Aside from whatever my father yelled at the television, I did not know a word of Italian, and the prospect of trying to navigate a place while not knowing the language terrified me. Not only that, but I was a loner by nature, and if I wasn’t going to be out in Italy every night drinking with friends or participating in outdoor activities with my classmates, what was the point? What if I got lost? What if I got kidnapped? No way. Someone else might want to study abroad, but that person was not me.
Then my mom found out about my decision and did what all moms are best at: Pressure.
“You love travel,” she said. It was true, but every previous excursion was with someone else. What if the experience was different and I hated it? It wasn’t like I could just go home. Home was a several-hour, thousands-of-dollars flight away.
But my mother was not convinced, and refused to relent.
I didn’t go abroad freshman year or my first semester of sophomore year. By that point, I told my mother I would think about it. I went to the study abroad office and voiced my concerns to them.

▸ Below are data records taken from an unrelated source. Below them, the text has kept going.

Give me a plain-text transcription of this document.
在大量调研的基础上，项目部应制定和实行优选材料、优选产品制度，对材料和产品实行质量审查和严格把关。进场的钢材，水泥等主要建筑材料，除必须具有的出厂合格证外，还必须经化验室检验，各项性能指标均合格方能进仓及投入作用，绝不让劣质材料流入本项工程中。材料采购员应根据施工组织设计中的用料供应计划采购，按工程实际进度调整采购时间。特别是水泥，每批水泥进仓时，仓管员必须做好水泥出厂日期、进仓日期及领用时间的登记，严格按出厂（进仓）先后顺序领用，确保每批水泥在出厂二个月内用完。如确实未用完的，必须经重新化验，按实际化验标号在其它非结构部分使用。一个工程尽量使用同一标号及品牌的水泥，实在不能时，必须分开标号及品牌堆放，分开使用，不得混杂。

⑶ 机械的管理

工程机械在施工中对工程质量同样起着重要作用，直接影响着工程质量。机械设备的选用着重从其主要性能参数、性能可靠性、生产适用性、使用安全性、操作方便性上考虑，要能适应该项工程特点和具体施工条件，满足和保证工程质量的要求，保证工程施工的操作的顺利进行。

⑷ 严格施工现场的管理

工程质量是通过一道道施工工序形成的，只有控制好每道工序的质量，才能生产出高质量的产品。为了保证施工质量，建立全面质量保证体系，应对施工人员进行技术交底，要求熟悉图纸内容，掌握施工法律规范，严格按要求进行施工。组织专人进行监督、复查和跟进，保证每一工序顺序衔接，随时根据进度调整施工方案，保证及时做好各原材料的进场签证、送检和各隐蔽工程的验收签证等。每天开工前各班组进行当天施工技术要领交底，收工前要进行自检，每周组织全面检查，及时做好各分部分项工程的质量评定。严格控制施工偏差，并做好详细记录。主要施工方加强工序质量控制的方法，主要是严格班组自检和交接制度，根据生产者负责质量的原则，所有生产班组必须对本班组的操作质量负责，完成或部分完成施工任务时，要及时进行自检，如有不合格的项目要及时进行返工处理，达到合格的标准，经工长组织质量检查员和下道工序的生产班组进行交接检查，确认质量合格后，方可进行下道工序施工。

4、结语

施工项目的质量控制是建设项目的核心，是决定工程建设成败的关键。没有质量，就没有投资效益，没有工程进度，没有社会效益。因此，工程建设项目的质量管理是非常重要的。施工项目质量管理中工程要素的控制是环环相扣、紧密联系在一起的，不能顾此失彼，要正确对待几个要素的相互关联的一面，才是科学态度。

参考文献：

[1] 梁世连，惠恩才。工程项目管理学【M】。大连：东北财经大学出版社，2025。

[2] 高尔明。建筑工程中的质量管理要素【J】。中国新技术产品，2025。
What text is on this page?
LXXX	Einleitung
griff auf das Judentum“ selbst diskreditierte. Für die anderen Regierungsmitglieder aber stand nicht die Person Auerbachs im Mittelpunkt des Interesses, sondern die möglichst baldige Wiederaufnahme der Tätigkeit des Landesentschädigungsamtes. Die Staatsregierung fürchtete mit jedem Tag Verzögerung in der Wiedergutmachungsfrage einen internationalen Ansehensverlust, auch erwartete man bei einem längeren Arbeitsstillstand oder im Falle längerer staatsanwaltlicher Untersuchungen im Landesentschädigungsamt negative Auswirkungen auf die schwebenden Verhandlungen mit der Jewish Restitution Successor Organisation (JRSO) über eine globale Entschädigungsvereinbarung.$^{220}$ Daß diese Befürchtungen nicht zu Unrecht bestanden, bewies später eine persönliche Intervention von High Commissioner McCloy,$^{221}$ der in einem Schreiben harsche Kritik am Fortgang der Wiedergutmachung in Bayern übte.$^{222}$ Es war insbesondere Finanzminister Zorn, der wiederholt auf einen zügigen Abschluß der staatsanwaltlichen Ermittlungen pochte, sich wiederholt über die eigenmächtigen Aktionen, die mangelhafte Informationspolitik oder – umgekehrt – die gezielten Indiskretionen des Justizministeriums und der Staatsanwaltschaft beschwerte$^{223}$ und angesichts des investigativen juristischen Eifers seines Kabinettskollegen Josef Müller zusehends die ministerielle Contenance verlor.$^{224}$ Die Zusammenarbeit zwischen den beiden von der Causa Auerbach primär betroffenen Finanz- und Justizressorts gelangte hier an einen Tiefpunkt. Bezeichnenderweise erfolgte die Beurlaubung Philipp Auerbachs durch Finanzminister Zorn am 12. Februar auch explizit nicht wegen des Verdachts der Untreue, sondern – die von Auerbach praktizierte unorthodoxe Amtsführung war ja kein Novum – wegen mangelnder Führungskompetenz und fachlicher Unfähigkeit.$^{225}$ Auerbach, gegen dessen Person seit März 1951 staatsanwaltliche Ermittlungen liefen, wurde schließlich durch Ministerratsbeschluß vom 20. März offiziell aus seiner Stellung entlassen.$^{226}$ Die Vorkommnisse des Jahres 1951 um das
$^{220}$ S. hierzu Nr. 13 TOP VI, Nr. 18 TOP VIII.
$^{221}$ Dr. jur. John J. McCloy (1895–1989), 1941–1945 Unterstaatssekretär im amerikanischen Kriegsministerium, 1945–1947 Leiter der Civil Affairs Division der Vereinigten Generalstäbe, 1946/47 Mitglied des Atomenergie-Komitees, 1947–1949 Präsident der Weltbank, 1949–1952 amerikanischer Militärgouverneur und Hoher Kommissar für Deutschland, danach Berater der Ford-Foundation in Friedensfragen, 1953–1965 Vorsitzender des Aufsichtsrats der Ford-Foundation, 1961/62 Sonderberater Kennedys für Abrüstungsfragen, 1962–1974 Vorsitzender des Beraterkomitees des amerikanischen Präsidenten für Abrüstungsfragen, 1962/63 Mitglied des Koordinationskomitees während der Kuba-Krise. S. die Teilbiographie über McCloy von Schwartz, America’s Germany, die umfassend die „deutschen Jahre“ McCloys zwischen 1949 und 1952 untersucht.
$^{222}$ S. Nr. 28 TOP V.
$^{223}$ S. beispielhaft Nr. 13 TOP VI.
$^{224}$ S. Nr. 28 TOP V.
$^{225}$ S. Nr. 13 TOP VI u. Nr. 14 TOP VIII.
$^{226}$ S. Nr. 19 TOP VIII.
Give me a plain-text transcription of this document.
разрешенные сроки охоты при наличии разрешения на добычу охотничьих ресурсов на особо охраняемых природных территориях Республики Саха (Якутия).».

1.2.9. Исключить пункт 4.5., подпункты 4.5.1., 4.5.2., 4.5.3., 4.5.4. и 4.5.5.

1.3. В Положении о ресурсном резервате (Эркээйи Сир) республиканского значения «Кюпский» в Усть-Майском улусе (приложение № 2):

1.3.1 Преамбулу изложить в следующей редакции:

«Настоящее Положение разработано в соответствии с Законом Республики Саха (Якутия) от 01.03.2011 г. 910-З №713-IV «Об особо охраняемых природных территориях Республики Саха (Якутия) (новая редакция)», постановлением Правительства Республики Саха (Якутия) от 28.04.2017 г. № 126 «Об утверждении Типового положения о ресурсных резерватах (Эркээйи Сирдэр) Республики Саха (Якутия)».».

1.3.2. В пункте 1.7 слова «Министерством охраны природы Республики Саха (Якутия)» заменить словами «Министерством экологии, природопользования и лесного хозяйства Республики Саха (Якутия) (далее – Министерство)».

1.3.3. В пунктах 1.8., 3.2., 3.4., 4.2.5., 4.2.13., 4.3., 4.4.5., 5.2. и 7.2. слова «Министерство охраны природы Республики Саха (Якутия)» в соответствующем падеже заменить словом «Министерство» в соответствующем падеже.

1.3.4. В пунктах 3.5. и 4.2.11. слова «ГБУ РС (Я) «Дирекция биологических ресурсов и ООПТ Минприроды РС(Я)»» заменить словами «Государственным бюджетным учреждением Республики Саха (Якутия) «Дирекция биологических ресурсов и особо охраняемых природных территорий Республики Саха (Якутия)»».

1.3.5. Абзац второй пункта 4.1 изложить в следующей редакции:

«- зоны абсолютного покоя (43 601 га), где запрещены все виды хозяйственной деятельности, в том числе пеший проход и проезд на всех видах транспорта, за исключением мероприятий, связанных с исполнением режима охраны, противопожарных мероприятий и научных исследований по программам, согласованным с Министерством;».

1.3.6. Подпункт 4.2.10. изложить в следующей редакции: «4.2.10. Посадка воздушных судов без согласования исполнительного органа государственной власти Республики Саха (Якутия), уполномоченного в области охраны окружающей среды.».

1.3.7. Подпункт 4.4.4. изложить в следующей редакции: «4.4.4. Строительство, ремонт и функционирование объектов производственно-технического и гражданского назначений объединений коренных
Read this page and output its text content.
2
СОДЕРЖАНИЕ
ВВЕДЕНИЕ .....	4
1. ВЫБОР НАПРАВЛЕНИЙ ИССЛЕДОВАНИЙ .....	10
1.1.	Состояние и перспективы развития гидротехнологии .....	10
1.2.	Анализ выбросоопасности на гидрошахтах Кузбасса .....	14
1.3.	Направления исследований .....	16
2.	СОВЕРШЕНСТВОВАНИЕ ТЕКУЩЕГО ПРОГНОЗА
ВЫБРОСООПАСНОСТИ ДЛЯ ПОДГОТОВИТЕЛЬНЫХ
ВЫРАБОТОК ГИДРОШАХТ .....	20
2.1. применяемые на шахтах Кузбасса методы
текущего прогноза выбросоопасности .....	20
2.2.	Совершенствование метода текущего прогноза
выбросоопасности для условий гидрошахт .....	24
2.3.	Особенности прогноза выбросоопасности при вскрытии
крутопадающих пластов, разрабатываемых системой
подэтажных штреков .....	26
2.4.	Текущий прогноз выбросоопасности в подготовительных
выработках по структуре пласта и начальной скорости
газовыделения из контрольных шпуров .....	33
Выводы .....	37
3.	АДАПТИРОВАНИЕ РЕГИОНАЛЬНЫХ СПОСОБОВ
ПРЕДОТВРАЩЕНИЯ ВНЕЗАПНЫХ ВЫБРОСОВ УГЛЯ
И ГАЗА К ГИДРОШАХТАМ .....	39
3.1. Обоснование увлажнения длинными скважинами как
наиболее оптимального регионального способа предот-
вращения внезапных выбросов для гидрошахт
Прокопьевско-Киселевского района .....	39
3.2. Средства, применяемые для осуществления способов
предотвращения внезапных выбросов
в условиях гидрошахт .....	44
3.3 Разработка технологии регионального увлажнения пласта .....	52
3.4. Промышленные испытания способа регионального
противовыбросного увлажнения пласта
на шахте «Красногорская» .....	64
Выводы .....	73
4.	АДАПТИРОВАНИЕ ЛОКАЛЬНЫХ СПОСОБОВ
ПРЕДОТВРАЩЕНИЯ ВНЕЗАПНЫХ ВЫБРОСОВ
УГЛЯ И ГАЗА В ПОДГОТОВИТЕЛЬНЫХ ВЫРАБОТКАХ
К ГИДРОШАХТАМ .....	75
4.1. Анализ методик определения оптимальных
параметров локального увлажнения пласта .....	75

They were incredibly understanding. They reassured me that, aside from taking an elementary Italian course to learn the basics, I didn’t need to worry about knowing any Italian while I was there. Many people in the area surrounding Prato knew enough English for me to be comfortable and safe. They also told me that every Friday there would be an excursion hosted by the school, going to different places in the region. That got my attention.
So, after a lot of questions and a lot of begging on my mother’s part, I went.
I loved it.
All the worries I had before going almost instantly melted away once I settled in. Not only was it easy to get around, but I felt safer there than I ever did in the United States. Learning a new language and culture provided me with an insight I never had before, and I grew quickly accustomed to the casual daily routine.
The food was fantastic, the cities were beautiful, and the people were friendly. I traveled everywhere I could, whenever I could. I went to Pisa, Florence, Lucca, and Pistoia. Over the fall break, I even went to Naples, Rome, and Venice. I saw the ruins of Pompeii, the Colosseum, the Grand Canal, and I didn’t need to pay any extra tuition to do it. Abroad, I was in charge.
Maybe I didn’t play soccer with my classmates or go out drinking with friends, but I didn’t want to. I did what I wanted when I wanted to, and, most importantly, I did it at my own pace. Studying abroad granted me autonomy as I’d never had before, and if I had the chance to go back again, I would do it in a heartbeat.